Your country had its worst day in modern times on March 15, 2019 when a deranged right-wing terrorist attacked and murdered 51 people and wounded 40 more in the Christchurch mosques.
We had our worst day yesterday when aPresident attacked our democracy and encouraged a mob to invade the Capitol buildings. A woman shot by police died. Our democracy was wounded.
Before bothering you, I reached out to the smartest guy I know in Washington, DC. That's Don Graham, the former owner and publisher of the Washington Post. He and I were interns together at Newsweek magazine in 1973, but his journalism career obviously turned out more noteworthy than mine.
I asked him if we could arrest Donald Trump and sentence him to life in prison, as you did the March 15 killer. No, said Graham. He pointed out that almost half the country supported Trump.
"You cannot ignore half the people of the country," he told me yesterday, as police regained control of the Capitol. He was speaking from his home not far away.
Graham knows something about police and security. Before assuming leadership of his family's media empire, he worked as a cop in Washington DC.
"You've got to find a way of saying we are a country. We have to talk to each other," he said.
"New Zealand faced a hideous event, where a monster killed a lot of people over religious hatred," he continued. "New Zealand confronted that magnificently and we hope we can do as well."
Can we?
I must admit I'm out of ideas today. I thought I had a good handle on what was going to happen here. I predicted in this column that Covid-19 would kill Trump's re-election bid. It did. I said Joe Biden would win. He did. I said Trump was pulling a coup. Sure looks that way. I said Trump would dispatch armies of lawyers to challenge the results. He did. I said Trump's legal challenges were bogus and would fail. They have. I said there would be armies of thug protesters in DC responding to Trump's call. There were. I said there was a very real chance of violence today. It happened. I said the Capitol would be well defended. Oops. Got that last bit wrong.
So the question I ask you is: How can we bring America together?
I realise you have your own nation to worry about and I don't mean to be cute or presumptuous. But sometimes, I think, it's easier to see what's wrong from outside the house. How do we reach out to half our people, who are in the grip of what looks to the other half of us like a dangerous would-be tyrant? From our point of view, their alternate reality is insane. They believe he has done a swell job fighting Covid, or that there is no Covid problem, while we know the disease is utterly out of control here and our death toll has topped 360,000 as of today. They believe a clean election was rigged. Many believe in the bizarre political conspiracy theories of QAnon.
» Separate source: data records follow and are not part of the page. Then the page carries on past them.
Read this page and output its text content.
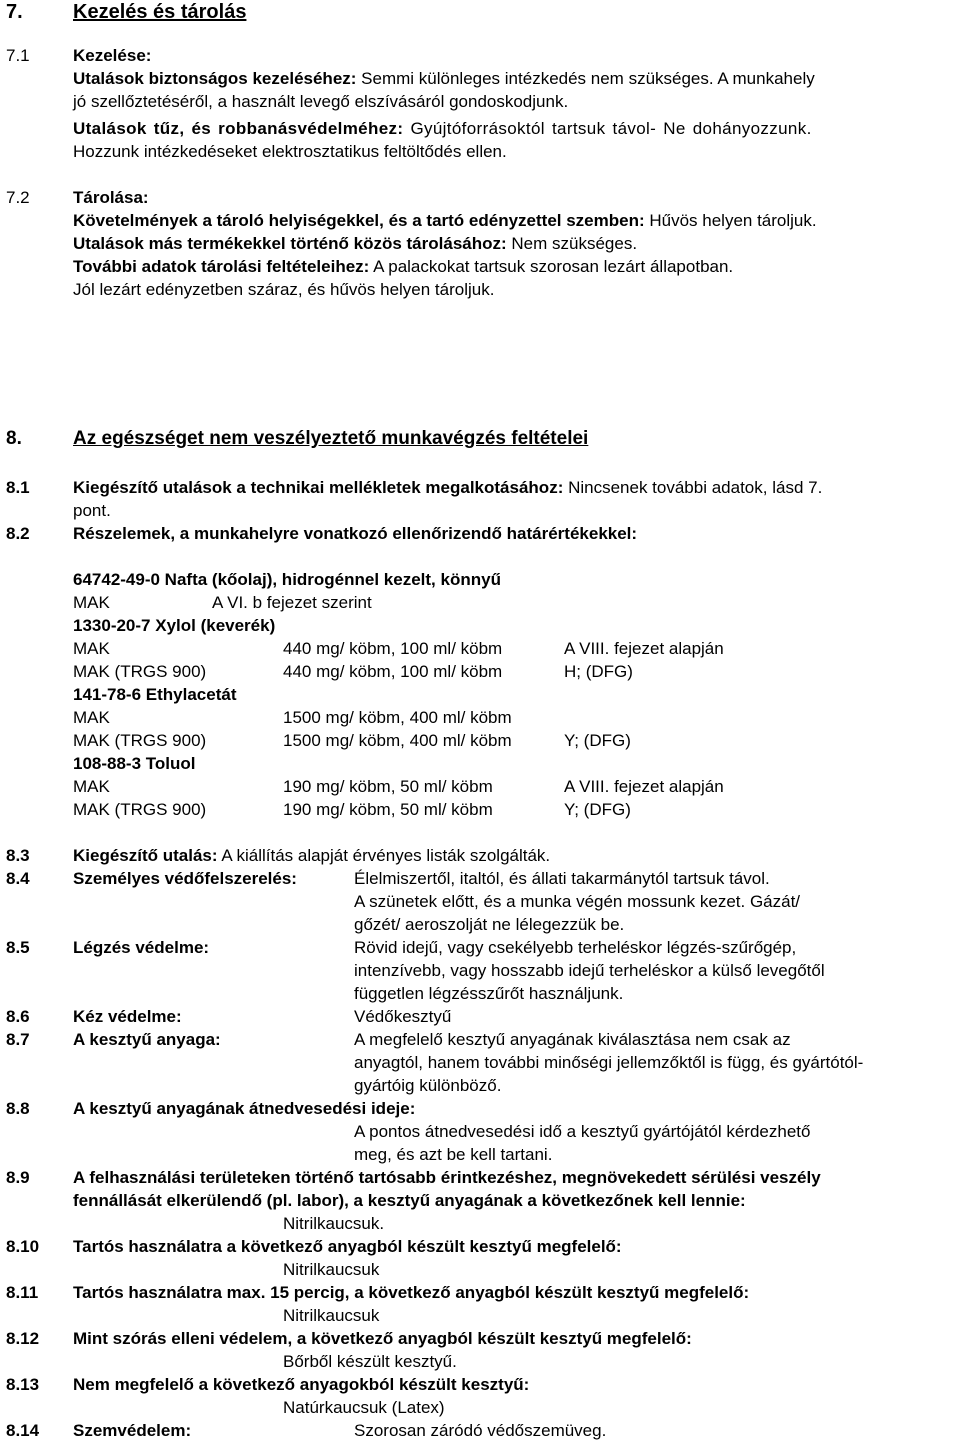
7.	Kezelés és tárolás
7.1	Kezelése:
Utalások biztonságos kezeléséhez: Semmi különleges intézkedés nem szükséges. A munkahely
jó szellőztetéséről, a használt levegő elszívásáról gondoskodjunk.
Utalások tűz, és robbanásvédelméhez: Gyújtóforrásoktól tartsuk távol- Ne dohányozzunk.
Hozzunk intézkedéseket elektrosztatikus feltöltődés ellen.
7.2	Tárolása:
Követelmények a tároló helyiségekkel, és a tartó edényzettel szemben: Hűvös helyen tároljuk.
Utalások más termékekkel történő közös tárolásához: Nem szükséges.
További adatok tárolási feltételeihez: A palackokat tartsuk szorosan lezárt állapotban.
Jól lezárt edényzetben száraz, és hűvös helyen tároljuk.
8.	Az egészséget nem veszélyeztető munkavégzés feltételei
8.1	Kiegészítő utalások a technikai mellékletek megalkotásához: Nincsenek további adatok, lásd 7.
pont.
8.2	Részelemek, a munkahelyre vonatkozó ellenőrizendő határértékekkel:
64742-49-0 Nafta (kőolaj), hidrogénnel kezelt, könnyű
MAK	A VI. b fejezet szerint
1330-20-7 Xylol (keverék)
MAK	440 mg/ köbm, 100 ml/ köbm	A VIII. fejezet alapján
MAK (TRGS 900)	440 mg/ köbm, 100 ml/ köbm	H; (DFG)
141-78-6 Ethylacetát
MAK	1500 mg/ köbm, 400 ml/ köbm
MAK (TRGS 900)	1500 mg/ köbm, 400 ml/ köbm	Y; (DFG)
108-88-3 Toluol
MAK	190 mg/ köbm, 50 ml/ köbm	A VIII. fejezet alapján
MAK (TRGS 900)	190 mg/ köbm, 50 ml/ köbm	Y; (DFG)
8.3	Kiegészítő utalás: A kiállítás alapját érvényes listák szolgálták.
8.4	Személyes védőfelszerelés:	Élelmiszertől, italtól, és állati takarmánytól tartsuk távol.
A szünetek előtt, és a munka végén mossunk kezet. Gázát/
gőzét/ aeroszolját ne lélegezzük be.
8.5	Légzés védelme:	Rövid idejű, vagy csekélyebb terheléskor légzés-szűrőgép,
intenzívebb, vagy hosszabb idejű terheléskor a külső levegőtől
független légzésszűrőt használjunk.
8.6	Kéz védelme:	Védőkesztyű
8.7	A kesztyű anyaga:	A megfelelő kesztyű anyagának kiválasztása nem csak az
anyagtól, hanem további minőségi jellemzőktől is függ, és gyártótól-
gyártóig különböző.
8.8	A kesztyű anyagának átnedvesedési ideje:
A pontos átnedvesedési idő a kesztyű gyártójától kérdezhető
meg, és azt be kell tartani.
8.9	A felhasználási területeken történő tartósabb érintkezéshez, megnövekedett sérülési veszély
fennállását elkerülendő (pl. labor), a kesztyű anyagának a következőnek kell lennie:
Nitrilkaucsuk.
8.10 Tartós használatra a következő anyagból készült kesztyű megfelelő:
Nitrilkaucsuk
8.11 Tartós használatra max. 15 percig, a következő anyagból készült kesztyű megfelelő:
Nitrilkaucsuk
8.12 Mint szórás elleni védelem, a következő anyagból készült kesztyű megfelelő:
Bőrből készült kesztyű.
8.13 Nem megfelelő a következő anyagokból készült kesztyű:
Natúrkaucsuk (Latex)
8.14 Szemvédelem:	Szorosan záródó védőszemüveg.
If this was an argument about dinner options, it wouldn't be that I wanted Italian food and they wanted Chinese. It would be that I wanted Italian food, and they wanted to eat metal nuts and bolts in hot machine oil. How do you compromise on that? Bolts in red sauce?
As you know, as everyone everywhere but slightly less than half of us here can see, we have been misled by a conman. The Washington Post has documented more than 20,000 whoppers since his inauguration. He continues to insist that the election was stolen from him. But there was no election theft here. Our various states have checked and rechecked the results.
Sixty courts rejected his claims, including our Supreme Court — twice. The only election fraud anyone can find are the bogus charges of election fraud promulgated by Trump.
But with about 74 million of us voting for Trump, and even assuming millions have changed their minds after today, we still need a strategy to pull us together.
I assume the most likely scenario is that the election will be certified by Congress, which resumed its work last night.
And then Trump will slink away to Florida or another foreign country.
But then what?
You have proven yourself the ablest manager of crisis in any developed nation.
You said that "leadership is not about necessarily being the loudest in the room, but instead being the bridge or the thing that is missing in the discussion and trying to build a consensus from there."
Is there a bridge we are missing?
I have no doubt that President-elect Biden and the American people would be extremely grateful for any ideas you might have in this regard.